Canadian Forest Service Publications

Tree mortality and snag dynamics in North American boreal tree species after a wildfire: a long-term study. 2011. Angers, V.A.; Gauthier, S.; Drapeau, P.; Jayen, K.; Bergeron, Y. Int. J. Wildland Fire 20:751-763.

Year: 2011

Available from: Laurentian Forestry Centre

Catalog ID: 32735

Language: English

CFS Availability: PDF (request by e-mail)

Abstract

Temporal patterns of tree mortality and snag dynamics after fire were investigated over 10 years in a permanent plot design established immediately after a wildfire in an eastern boreal forest landscape of north-western Quebec, Canada.
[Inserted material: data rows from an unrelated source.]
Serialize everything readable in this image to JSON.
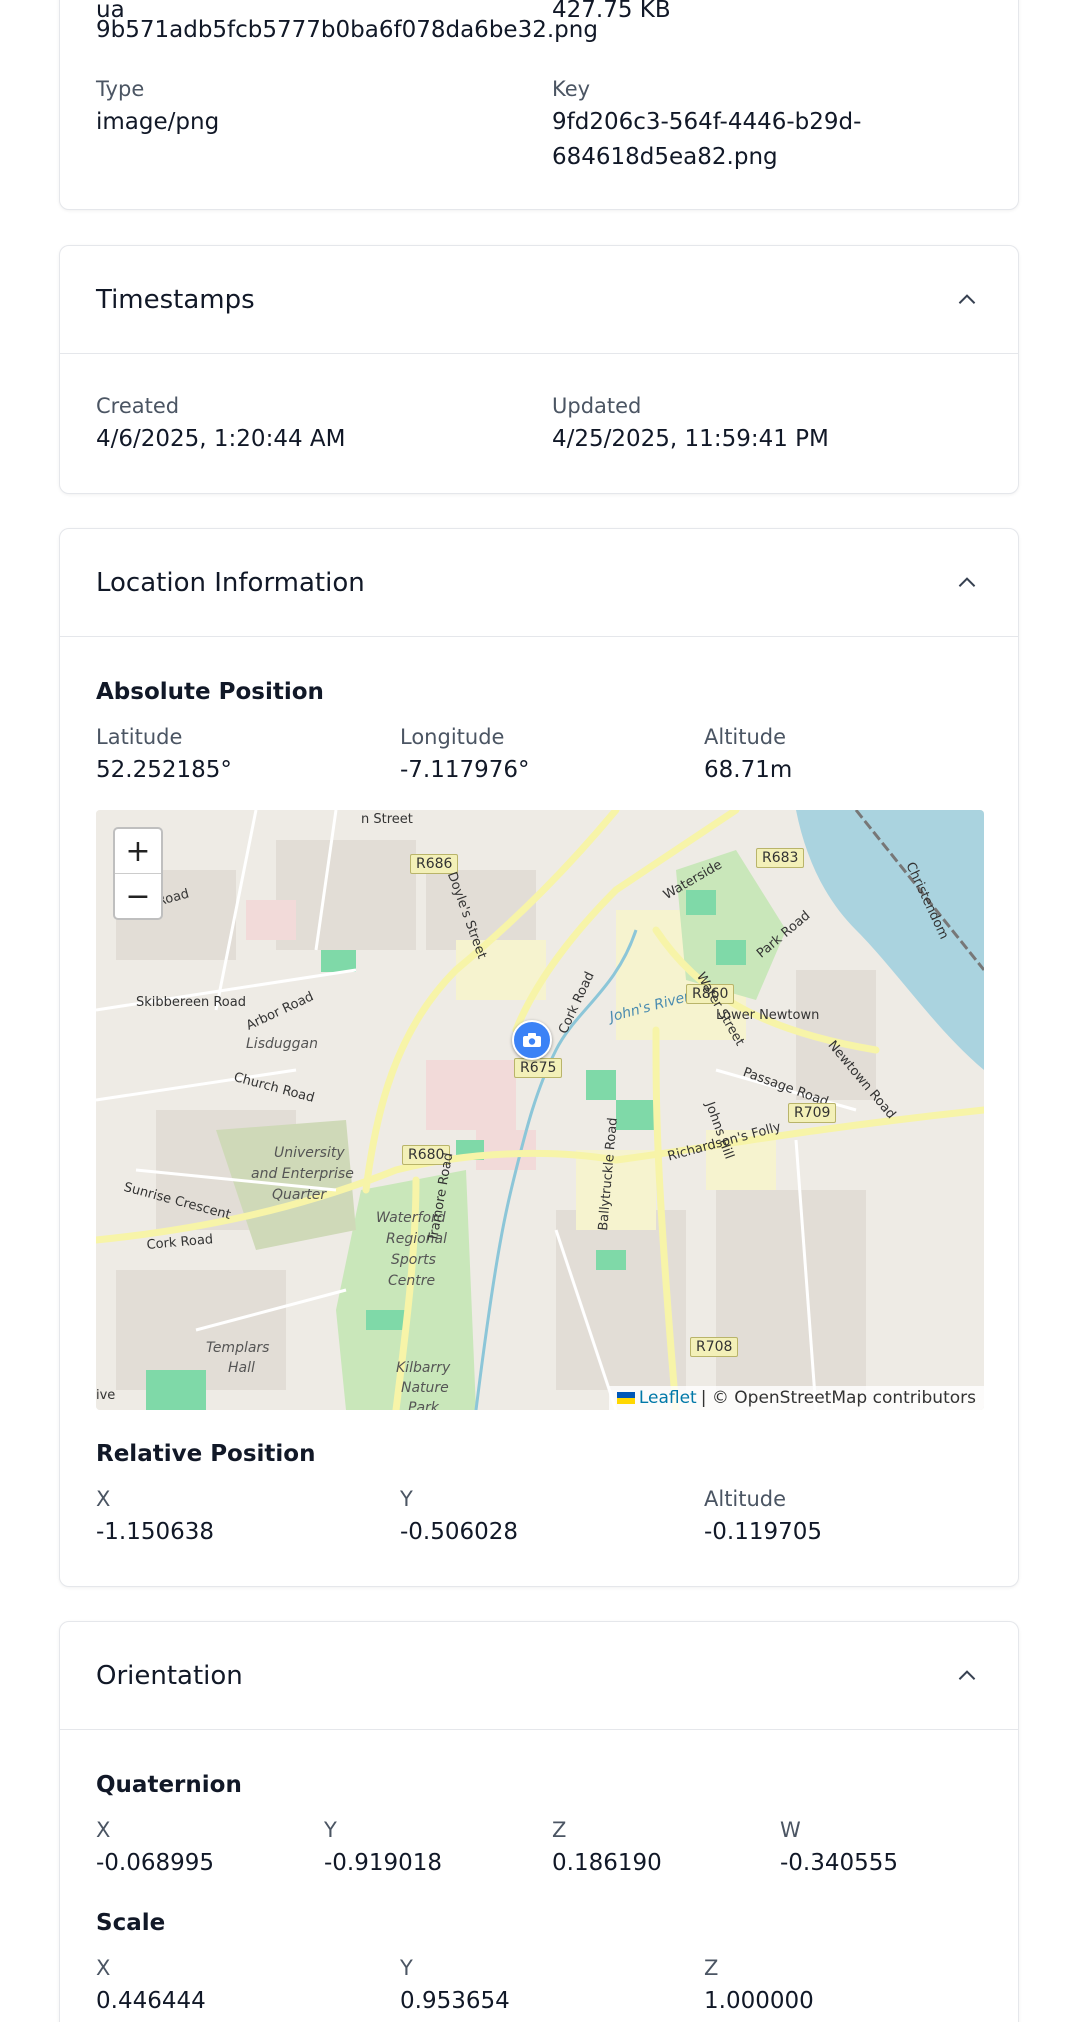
{
  "file_card": {
    "partial_top_label": "ua",
    "partial_top_right": "427.75 KB",
    "filename": "9b571adb5fcb5777b0ba6f078da6be32.png",
    "type_label": "Type",
    "type_value": "image/png",
    "key_label": "Key",
    "key_value_line1": "9fd206c3-564f-4446-b29d-",
    "key_value_line2": "684618d5ea82.png"
  },
  "timestamps": {
    "title": "Timestamps",
    "created_label": "Created",
    "created_value": "4/6/2025, 1:20:44 AM",
    "updated_label": "Updated",
    "updated_value": "4/25/2025, 11:59:41 PM"
  },
  "location": {
    "title": "Location Information",
    "absolute_title": "Absolute Position",
    "latitude_label": "Latitude",
    "latitude_value": "52.252185°",
    "longitude_label": "Longitude",
    "longitude_value": "-7.117976°",
    "altitude_label": "Altitude",
    "altitude_value": "68.71m",
    "relative_title": "Relative Position",
    "rel_x_label": "X",
    "rel_x_value": "-1.150638",
    "rel_y_label": "Y",
    "rel_y_value": "-0.506028",
    "rel_alt_label": "Altitude",
    "rel_alt_value": "-0.119705",
    "map": {
      "zoom_in": "+",
      "zoom_out": "−",
      "attribution_link": "Leaflet",
      "attribution_text": "| © OpenStreetMap contributors",
      "labels": {
        "street_top": "n Street",
        "r686": "R686",
        "doyles": "Doyle's Street",
        "r683": "R683",
        "christendom": "Christendom",
        "road_tl": "y Road",
        "waterside": "Waterside",
        "skibbereen": "Skibbereen Road",
        "arbor": "Arbor Road",
        "lisduggan": "Lisduggan",
        "church": "Church Road",
        "cork_road_n": "Cork Road",
        "johns_river": "John's River",
        "r860": "R860",
        "water_street": "Water Street",
        "park_road": "Park Road",
        "lower_newtown": "Lower Newtown",
        "newtown_road": "Newtown Road",
        "r675": "R675",
        "passage_road": "Passage Road",
        "johns_hill": "Johns Hill",
        "r709": "R709",
        "university1": "University",
        "university2": "and Enterprise",
        "university3": "Quarter",
        "sunrise": "Sunrise Crescent",
        "r680": "R680",
        "richardsons": "Richardson's Folly",
        "waterford1": "Waterford",
        "waterford2": "Regional",
        "waterford3": "Sports",
        "waterford4": "Centre",
        "cork_road_w": "Cork Road",
        "tramore": "Tramore Road",
        "ballytruckle": "Ballytruckle Road",
        "r708": "R708",
        "templars1": "Templars",
        "templars2": "Hall",
        "kilbarry1": "Kilbarry",
        "kilbarry2": "Nature",
        "kilbarry3": "Park",
        "ive": "ive"
      }
    }
  },
  "orientation": {
    "title": "Orientation",
    "quaternion_title": "Quaternion",
    "qx_label": "X",
    "qx_value": "-0.068995",
    "qy_label": "Y",
    "qy_value": "-0.919018",
    "qz_label": "Z",
    "qz_value": "0.186190",
    "qw_label": "W",
    "qw_value": "-0.340555",
    "scale_title": "Scale",
    "sx_label": "X",
    "sx_value": "0.446444",
    "sy_label": "Y",
    "sy_value": "0.953654",
    "sz_label": "Z",
    "sz_value": "1.000000"
  },
  "colors": {
    "border": "#e5e7eb",
    "label": "#4b5563",
    "marker": "#3b82f6",
    "map_link": "#0078a8"
  }
}
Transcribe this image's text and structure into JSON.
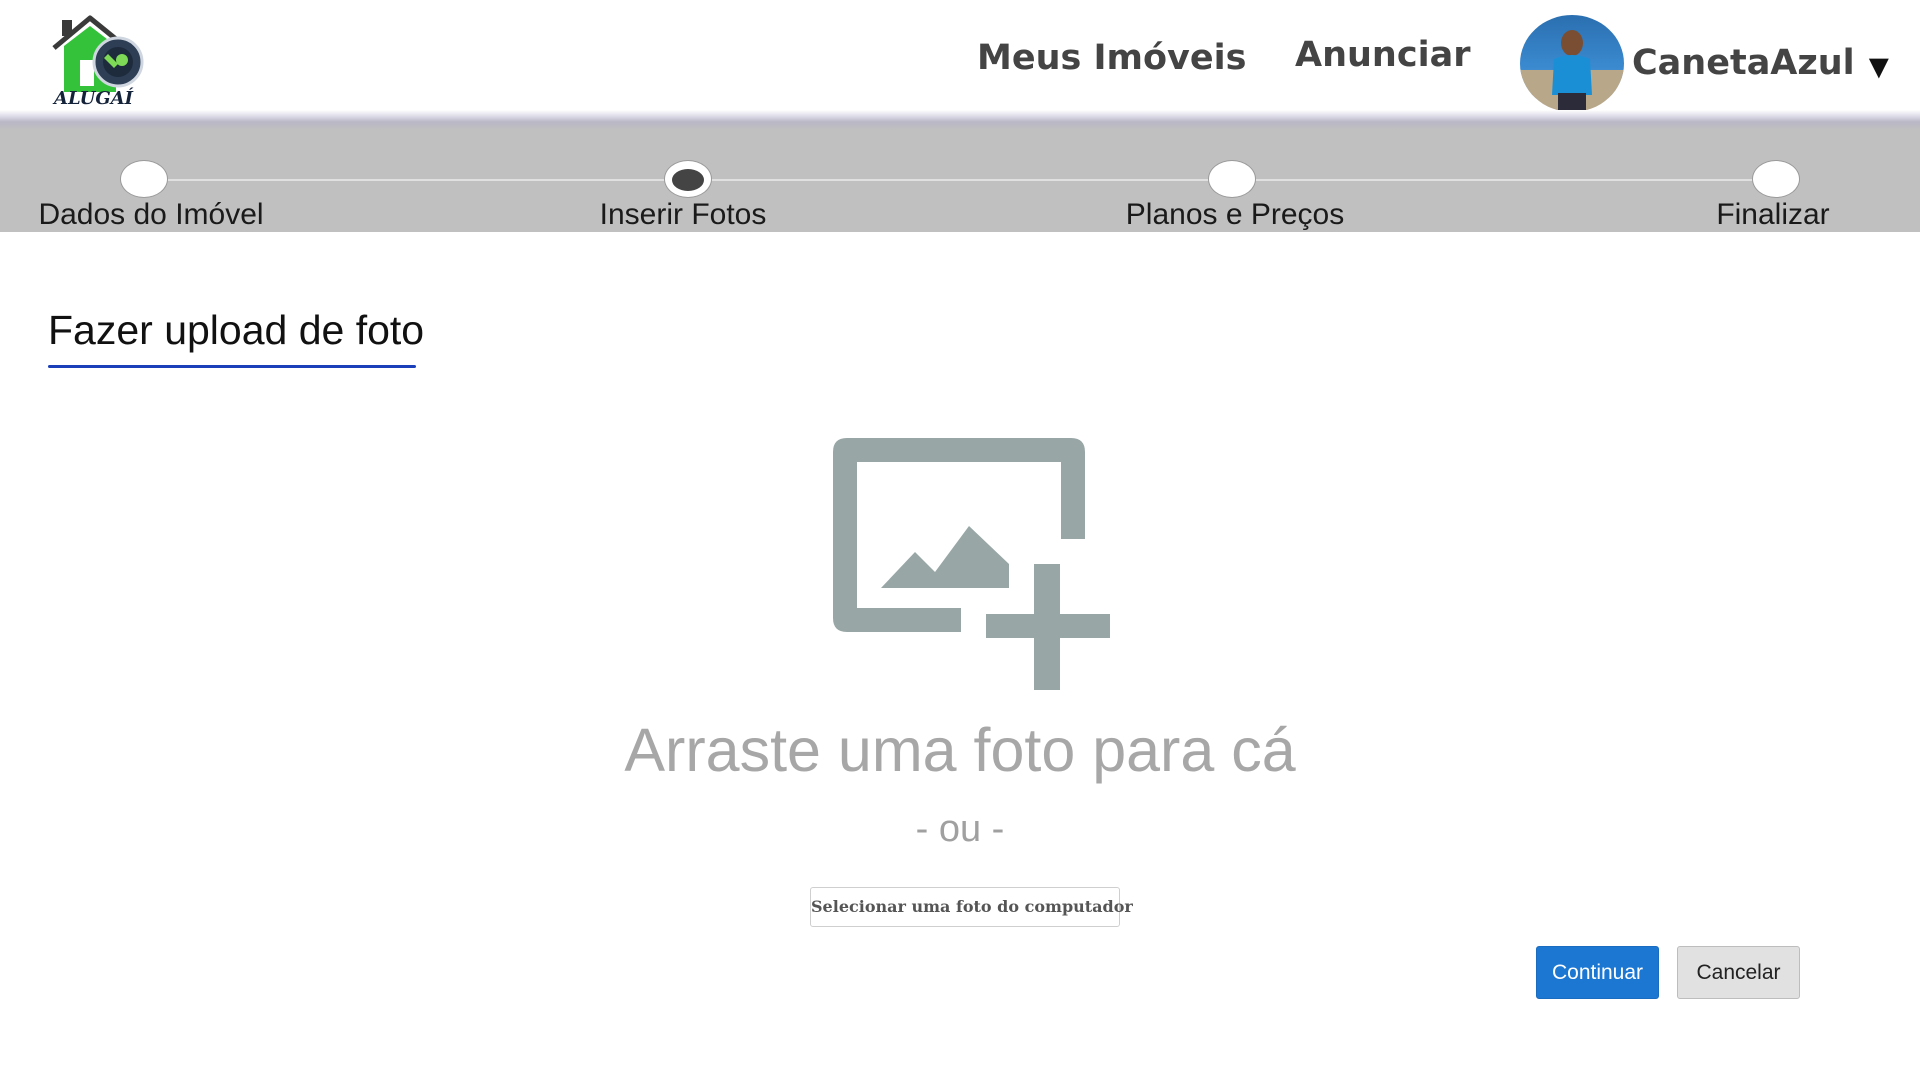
{
  "header": {
    "logo_text": "ALUGAÍ",
    "nav": [
      {
        "label": "Meus Imóveis"
      },
      {
        "label": "Anunciar"
      }
    ],
    "user": {
      "name": "CanetaAzul",
      "caret": "▼"
    }
  },
  "stepper": {
    "steps": [
      {
        "label": "Dados do Imóvel",
        "active": false
      },
      {
        "label": "Inserir Fotos",
        "active": true
      },
      {
        "label": "Planos e Preços",
        "active": false
      },
      {
        "label": "Finalizar",
        "active": false
      }
    ]
  },
  "section": {
    "title": "Fazer upload de foto"
  },
  "upload": {
    "icon": "add-photo-icon",
    "drag_text": "Arraste uma foto para cá",
    "or_text": "- ou -",
    "select_label": "Selecionar uma foto do computador"
  },
  "actions": {
    "continue_label": "Continuar",
    "cancel_label": "Cancelar"
  },
  "colors": {
    "accent": "#1c77d2",
    "underline": "#1a3fb8",
    "stepper_bg": "#c0c0c0",
    "icon_gray": "#98a6a6"
  }
}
Post-fire tree mortality, snag persistence, tree fall patterns and variables influencing snag dynamics were assessed in deciduous, mixed and coniferous stands that experienced low- and moderate-severity fires. Temporal patterns of tree mortality for the three species revealed that mortality was delayed through time. Most post-fire tree mortality occurred within 2 years following fire but continued until the end of the 10-year observation period. Jack pine was the most persistent snag species, followed by trembling aspen and black spruce. Factors influencing the persistence of snags were multi-scaled and generally species-specific. Fire severity was the only common factor influencing snag persistence among all species, with snags located in severely-burned stands being less susceptible to falling. Trembling aspen snag persistence increased with basal area and diameter. Salvage logging in the vicinity affected black spruce. Fall patterns also differed among species. Bypasses of the snag stage (i.e. when a living tree falls directly to the forest floor) as well as uprooting of snags were common.